Another way I didn't think of until we were done is the old trick of averaging some amount of the dice. There's some very simple math to help with this. Here are the steps:
Let's say you have a spell that does 14d8 damage. Subtract eight dice from that (leaving 6d8). Add 9 for each pair of dice (max 8 on any one die, plus 1) for a total of 36 (4 pairs x 9). So now you have 6d8+36 damage instead of 14d8. It seems a bit complicated but the player only needs to write down this new damage equation on their sheet.

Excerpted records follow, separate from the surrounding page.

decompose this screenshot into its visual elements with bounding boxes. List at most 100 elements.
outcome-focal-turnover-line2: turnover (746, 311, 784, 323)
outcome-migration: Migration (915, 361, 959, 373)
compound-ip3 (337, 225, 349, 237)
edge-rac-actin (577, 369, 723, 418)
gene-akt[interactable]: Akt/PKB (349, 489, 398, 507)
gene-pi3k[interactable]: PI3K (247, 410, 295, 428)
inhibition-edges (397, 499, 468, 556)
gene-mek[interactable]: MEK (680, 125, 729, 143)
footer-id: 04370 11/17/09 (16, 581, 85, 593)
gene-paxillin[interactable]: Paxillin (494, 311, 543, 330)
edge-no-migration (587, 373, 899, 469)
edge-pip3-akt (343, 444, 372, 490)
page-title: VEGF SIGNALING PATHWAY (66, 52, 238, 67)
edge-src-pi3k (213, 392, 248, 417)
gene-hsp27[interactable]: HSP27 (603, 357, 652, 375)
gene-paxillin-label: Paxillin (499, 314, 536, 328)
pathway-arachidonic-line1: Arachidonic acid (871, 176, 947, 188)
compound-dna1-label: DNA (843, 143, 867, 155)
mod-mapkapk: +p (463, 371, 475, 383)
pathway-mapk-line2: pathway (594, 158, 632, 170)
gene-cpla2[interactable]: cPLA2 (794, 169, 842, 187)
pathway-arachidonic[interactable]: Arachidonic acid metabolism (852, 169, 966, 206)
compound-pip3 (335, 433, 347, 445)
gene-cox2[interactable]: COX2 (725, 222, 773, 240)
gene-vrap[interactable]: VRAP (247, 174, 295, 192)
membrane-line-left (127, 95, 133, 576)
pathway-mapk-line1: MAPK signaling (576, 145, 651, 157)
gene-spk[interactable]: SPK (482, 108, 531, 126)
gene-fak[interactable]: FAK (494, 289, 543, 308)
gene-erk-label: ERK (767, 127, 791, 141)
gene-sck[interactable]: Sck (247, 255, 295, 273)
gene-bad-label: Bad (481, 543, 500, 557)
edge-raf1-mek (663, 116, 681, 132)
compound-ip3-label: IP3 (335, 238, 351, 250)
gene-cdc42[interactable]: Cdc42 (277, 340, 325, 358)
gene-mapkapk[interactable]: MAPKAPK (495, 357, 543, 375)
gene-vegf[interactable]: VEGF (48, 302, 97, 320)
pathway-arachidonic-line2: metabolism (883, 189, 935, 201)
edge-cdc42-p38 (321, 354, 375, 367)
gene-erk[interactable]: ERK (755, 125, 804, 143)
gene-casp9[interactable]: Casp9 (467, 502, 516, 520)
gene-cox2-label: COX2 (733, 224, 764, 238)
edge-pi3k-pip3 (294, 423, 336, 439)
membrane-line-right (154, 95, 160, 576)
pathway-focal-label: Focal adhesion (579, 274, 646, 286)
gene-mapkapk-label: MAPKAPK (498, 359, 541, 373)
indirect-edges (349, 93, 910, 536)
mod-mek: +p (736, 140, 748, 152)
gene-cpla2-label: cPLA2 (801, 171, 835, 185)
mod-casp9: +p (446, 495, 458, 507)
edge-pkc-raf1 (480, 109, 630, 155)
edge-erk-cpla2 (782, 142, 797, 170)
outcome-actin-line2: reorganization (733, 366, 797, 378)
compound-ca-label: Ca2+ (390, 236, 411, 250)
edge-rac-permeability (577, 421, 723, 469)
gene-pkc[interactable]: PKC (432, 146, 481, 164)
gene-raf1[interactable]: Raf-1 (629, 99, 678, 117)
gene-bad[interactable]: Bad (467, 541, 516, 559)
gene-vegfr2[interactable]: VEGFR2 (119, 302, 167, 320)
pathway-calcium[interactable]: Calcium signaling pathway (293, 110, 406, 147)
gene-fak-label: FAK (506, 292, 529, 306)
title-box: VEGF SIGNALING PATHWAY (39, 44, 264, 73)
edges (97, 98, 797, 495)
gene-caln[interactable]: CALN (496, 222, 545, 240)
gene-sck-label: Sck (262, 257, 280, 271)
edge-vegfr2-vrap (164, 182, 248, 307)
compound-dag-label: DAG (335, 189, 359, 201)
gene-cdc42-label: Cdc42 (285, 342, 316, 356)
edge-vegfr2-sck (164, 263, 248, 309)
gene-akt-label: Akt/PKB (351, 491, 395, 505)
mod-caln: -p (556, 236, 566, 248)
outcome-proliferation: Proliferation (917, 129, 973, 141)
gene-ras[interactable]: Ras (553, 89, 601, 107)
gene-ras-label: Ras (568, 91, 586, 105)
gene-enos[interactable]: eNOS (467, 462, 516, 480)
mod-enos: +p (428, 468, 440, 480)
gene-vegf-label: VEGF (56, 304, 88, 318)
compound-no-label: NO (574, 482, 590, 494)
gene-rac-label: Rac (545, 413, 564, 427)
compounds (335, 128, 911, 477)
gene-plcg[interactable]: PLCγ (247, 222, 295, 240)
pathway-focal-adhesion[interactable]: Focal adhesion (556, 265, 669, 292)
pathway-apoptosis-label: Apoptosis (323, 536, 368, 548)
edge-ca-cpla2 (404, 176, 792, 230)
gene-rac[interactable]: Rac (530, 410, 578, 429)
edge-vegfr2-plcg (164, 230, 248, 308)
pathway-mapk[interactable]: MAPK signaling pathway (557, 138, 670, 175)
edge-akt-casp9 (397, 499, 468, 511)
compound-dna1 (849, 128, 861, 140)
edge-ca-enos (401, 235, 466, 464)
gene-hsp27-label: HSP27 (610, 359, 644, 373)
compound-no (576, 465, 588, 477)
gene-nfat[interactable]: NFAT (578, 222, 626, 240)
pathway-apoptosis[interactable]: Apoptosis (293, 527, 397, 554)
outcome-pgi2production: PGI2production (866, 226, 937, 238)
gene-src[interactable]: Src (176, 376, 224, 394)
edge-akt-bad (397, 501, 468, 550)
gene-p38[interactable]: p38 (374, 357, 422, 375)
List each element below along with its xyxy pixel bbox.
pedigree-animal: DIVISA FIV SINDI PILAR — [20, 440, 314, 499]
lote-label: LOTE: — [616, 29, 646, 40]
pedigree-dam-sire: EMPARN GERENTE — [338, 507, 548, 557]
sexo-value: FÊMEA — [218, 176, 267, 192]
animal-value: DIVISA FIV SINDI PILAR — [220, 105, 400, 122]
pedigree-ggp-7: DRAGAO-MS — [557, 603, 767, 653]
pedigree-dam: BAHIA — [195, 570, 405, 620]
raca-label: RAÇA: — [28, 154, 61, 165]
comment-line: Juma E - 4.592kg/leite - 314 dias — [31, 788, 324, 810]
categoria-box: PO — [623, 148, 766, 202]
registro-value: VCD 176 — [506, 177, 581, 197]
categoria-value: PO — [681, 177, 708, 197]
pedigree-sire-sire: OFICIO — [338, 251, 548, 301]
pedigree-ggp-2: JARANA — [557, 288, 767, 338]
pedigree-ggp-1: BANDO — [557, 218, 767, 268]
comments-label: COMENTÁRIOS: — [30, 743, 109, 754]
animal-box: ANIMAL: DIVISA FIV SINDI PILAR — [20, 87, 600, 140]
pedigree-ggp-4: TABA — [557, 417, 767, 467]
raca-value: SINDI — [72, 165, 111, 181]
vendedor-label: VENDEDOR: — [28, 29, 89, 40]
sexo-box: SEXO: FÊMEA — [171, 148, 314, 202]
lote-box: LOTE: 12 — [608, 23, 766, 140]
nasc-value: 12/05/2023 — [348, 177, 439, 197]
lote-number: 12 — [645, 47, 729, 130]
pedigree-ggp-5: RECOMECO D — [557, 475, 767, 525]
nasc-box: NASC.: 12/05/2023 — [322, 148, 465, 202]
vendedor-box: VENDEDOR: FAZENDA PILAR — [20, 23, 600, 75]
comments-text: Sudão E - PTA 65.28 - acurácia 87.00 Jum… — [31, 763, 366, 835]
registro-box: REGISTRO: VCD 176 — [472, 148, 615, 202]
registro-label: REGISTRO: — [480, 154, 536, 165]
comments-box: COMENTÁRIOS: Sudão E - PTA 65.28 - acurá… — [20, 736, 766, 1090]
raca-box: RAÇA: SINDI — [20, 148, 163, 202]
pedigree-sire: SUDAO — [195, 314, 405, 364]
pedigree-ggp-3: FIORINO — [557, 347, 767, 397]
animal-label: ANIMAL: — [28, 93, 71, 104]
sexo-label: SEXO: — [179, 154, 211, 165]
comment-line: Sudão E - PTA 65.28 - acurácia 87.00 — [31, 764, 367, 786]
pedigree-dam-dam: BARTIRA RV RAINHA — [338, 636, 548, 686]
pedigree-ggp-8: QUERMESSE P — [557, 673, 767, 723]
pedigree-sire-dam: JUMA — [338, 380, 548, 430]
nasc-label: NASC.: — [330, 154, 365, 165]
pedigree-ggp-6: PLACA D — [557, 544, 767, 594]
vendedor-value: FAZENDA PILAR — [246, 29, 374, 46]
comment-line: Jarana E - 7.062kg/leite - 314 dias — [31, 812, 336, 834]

Here's a simpler description:
Remove a number of pairs of dice from your pile. For each pair of dice removed, add the max on any one die + 1.
Now back to our tale.
The PCs battled and defeated the high priestess, the demon, and the swordmaster. It was a whole bunch of tough fights but they persevered. The night was already running late but I had two loose ends to tie up. First, the player playing the dark elf isn't going to be around for the last three sessions of the campaign. Second, I wanted the next session to be in the fiery dimension beyond the gate where Varik the Demon Lord of the Triumvirate has his throne. So, when Goushon died, Axyys, the dark elf, grabbed the key from him and was summarily absorbed into it becoming, himself, the key. Then a flaming whip came out of the portal and pulled it into the fiery gate. "Bullshit!" yelled my loving wife, wise to the moments when my narratives fall away from organic storytelling and into plotted crap.
Hey, no one is perfect. I think I have some interesting places to start the next game that will make it a bit easier to take. With only three sessions (maybe only two) there has to be some bit of railroading. I just consider it breaking endings.